Non solo, spesso lo spacciano come “Arte Marziale” promettendo particolari benefici psico-fisici soprattutto ai bambini ed ai ragazzi.

Quando vedo dei bambini di 5/6 anni con guantoni e protezioni che si danno calci e pugni inorridisco e penso che sarebbe opportuno l’intervento di qualche Autorità per porre fine ai danni psico-fisici che vengono arrecati a questi giovani.

Ma così va il mondo! Porsi contro corrente o atteggiarsi a dei Don Chisciotte non serve.

La mia speranza (non è una previsione) è che chi ama il Karate come ci è stato trasmesso dai Grandi Maestri del passato chiarisca bene a se stesso dove vuole arrivare e che, insieme ad altri che hanno stesso scopo, senza porsi in conflitto con chi ha fini diversi, lavori seriamente per tramandare una disciplina preziosa ma delicata come il Karate tradizionale.

Dopo tanti anni posso asserire che il metodo di pratica del Karate tradizionale è quasi perfetto. Dal saluto iniziale al saluto finale (così come il tempo che precede e quello che segue) tutto è stato studiato, sperimentato e proposto per ottenere il massimo risultato come Arte Marziale: fisico, tecnico e mentale.

Spetta a noi capire il significato di ciò che ci è stato lasciato: praticarlo, “digerirlo” e tramandarlo a nostra volta, migliorando la metodologia con le conoscenze scientifiche moderne ma senza snaturarne il “principio”.

Nulla è statico, tutto è in continuo mutamento, anche il Karate tradizionale è in continua evoluzione ma se non manterrà vivo il “principio” non sarà più Karate.
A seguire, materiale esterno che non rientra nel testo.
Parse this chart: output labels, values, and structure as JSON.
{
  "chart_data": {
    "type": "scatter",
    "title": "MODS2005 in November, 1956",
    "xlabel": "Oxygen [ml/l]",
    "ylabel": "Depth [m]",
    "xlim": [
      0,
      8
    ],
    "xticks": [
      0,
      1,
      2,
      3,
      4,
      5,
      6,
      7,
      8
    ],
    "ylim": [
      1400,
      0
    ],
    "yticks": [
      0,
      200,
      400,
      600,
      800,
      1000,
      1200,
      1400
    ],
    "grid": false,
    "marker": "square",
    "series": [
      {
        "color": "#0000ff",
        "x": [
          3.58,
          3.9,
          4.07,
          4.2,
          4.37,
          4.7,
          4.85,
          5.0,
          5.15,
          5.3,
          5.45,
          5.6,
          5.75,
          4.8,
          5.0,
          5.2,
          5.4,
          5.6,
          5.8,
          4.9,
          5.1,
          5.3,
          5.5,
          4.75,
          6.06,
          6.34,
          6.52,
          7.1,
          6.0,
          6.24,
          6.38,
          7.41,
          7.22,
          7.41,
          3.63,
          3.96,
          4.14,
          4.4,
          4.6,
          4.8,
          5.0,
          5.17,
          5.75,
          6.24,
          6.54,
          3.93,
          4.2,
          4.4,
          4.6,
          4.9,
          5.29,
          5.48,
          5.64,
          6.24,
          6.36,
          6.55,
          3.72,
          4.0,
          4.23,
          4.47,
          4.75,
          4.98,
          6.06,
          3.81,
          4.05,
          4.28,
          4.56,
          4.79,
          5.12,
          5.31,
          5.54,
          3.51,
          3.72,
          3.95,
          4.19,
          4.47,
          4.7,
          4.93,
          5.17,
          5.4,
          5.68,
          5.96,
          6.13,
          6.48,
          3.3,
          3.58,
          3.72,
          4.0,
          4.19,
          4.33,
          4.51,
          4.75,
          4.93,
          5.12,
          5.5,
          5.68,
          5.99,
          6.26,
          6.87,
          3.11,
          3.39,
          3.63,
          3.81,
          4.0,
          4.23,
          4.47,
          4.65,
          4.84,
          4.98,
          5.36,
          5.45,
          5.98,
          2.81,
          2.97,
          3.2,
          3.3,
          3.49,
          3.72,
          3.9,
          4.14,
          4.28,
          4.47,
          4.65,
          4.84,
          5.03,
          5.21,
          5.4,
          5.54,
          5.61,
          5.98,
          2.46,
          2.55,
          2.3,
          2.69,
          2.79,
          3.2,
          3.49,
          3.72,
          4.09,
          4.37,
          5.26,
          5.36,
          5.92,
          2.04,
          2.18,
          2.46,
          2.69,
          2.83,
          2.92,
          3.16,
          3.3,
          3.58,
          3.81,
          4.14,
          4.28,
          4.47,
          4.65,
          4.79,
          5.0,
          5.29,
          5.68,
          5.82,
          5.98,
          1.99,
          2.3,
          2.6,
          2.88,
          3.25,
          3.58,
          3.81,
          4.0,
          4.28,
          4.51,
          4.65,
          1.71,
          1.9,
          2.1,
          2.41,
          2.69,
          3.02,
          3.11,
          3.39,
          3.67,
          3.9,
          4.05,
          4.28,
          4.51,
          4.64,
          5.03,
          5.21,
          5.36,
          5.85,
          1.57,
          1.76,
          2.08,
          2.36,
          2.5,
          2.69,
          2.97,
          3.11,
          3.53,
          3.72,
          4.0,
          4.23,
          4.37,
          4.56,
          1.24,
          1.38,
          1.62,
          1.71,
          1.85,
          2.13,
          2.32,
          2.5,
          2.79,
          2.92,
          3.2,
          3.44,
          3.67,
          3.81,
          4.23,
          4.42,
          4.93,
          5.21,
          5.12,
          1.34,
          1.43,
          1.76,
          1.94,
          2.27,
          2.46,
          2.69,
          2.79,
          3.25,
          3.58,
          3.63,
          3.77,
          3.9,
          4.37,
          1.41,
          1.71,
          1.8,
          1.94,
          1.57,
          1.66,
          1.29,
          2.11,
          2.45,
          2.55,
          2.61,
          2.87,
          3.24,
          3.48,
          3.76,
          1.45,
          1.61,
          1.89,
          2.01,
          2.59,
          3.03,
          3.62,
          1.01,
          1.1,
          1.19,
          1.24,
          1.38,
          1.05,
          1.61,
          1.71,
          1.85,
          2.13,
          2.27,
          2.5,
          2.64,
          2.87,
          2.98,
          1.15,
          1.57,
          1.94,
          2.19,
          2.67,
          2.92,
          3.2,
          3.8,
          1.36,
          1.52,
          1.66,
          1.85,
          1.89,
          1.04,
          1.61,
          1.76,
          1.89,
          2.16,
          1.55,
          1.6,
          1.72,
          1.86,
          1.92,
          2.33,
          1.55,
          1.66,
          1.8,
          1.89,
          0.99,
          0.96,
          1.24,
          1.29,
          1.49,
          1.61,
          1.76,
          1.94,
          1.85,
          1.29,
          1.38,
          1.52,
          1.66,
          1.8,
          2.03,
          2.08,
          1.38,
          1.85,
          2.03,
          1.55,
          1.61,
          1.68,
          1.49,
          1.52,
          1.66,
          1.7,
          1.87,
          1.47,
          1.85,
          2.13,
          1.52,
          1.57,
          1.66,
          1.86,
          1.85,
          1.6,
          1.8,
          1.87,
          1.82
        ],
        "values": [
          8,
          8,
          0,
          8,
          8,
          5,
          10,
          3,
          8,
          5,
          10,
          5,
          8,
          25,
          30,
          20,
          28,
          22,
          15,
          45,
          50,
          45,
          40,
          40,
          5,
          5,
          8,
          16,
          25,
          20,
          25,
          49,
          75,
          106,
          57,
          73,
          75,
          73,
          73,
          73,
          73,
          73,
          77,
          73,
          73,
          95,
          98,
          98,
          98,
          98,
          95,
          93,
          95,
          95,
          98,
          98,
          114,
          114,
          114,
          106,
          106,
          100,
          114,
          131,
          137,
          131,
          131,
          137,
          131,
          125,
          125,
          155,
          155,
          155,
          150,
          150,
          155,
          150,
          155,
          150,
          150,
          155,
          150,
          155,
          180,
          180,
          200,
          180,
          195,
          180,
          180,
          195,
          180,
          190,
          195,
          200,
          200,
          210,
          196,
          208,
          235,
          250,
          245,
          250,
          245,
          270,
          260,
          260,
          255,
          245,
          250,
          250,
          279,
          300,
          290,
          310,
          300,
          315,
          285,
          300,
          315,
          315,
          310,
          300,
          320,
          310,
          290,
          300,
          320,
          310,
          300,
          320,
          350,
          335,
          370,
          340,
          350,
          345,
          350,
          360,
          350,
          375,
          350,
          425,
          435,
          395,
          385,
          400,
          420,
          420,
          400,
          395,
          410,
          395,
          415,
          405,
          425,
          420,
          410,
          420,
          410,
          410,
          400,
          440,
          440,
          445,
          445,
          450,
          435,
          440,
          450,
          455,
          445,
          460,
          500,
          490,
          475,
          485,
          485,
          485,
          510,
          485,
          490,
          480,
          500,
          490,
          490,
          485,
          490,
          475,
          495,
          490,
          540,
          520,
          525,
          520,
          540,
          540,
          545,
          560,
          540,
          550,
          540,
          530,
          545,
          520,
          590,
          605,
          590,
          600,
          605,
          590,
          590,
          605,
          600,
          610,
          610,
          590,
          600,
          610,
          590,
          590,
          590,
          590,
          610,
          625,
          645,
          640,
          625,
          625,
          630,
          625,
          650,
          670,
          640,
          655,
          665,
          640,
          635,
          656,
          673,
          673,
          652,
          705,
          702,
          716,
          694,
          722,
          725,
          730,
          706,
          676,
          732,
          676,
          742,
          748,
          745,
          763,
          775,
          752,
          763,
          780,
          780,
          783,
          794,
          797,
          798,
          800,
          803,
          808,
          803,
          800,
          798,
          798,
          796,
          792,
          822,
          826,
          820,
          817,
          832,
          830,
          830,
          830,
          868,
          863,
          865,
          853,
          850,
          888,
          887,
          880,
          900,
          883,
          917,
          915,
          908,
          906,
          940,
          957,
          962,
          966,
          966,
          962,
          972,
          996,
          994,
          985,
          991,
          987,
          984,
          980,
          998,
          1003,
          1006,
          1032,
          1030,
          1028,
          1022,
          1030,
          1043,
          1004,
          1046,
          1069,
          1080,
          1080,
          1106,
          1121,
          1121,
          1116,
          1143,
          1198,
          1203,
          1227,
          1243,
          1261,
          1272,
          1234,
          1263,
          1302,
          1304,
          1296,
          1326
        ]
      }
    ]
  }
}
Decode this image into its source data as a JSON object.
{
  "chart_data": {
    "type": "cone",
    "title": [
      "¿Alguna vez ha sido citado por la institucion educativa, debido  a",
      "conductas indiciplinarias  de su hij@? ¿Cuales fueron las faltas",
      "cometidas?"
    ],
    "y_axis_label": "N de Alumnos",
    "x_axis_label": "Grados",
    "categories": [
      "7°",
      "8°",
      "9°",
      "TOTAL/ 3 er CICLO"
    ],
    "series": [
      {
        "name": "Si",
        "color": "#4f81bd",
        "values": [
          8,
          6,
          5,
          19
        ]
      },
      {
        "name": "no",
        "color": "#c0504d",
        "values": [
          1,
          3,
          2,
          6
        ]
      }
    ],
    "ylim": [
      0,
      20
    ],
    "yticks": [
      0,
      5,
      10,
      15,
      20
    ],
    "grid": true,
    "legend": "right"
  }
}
Come in tutte le cose ciò che fa la differenza sono i particolari, all’apparenza insignificanti, in realtà determinanti: così è per il Karate. Non dobbiamo trascurali ma cercare e farli nostri.

Sicuramente entrare in possesso di una tecnica veramente efficace è molto difficile e richiede un lavoro intenso, costante, sotto la direzione di un “maestro” che sia in grado di lavorare su noi stessi, sia fisicamente che, soprattutto, mentalmente.

Il futuro del Karate italiano dipenderà da noi, dalla FIKTA e dai suoi maestri.

Il M° Shirai ha lavorato per tanti anni e sta ancora lavorando per questo ampliando il percorso anche con il “goshindo”: la storia chiarirà se l’abbiamo meritato e compreso.

Per quanto riguarda il Karate moderno o sportivo spero che in futuro sia collocato, insieme ad altri sport di combattimento che utilizzano calci e pugni, in un unico sport (per esempio kick boxing) lasciando il termine “Karate” ad altri che invece vogliono continuare a praticarlo.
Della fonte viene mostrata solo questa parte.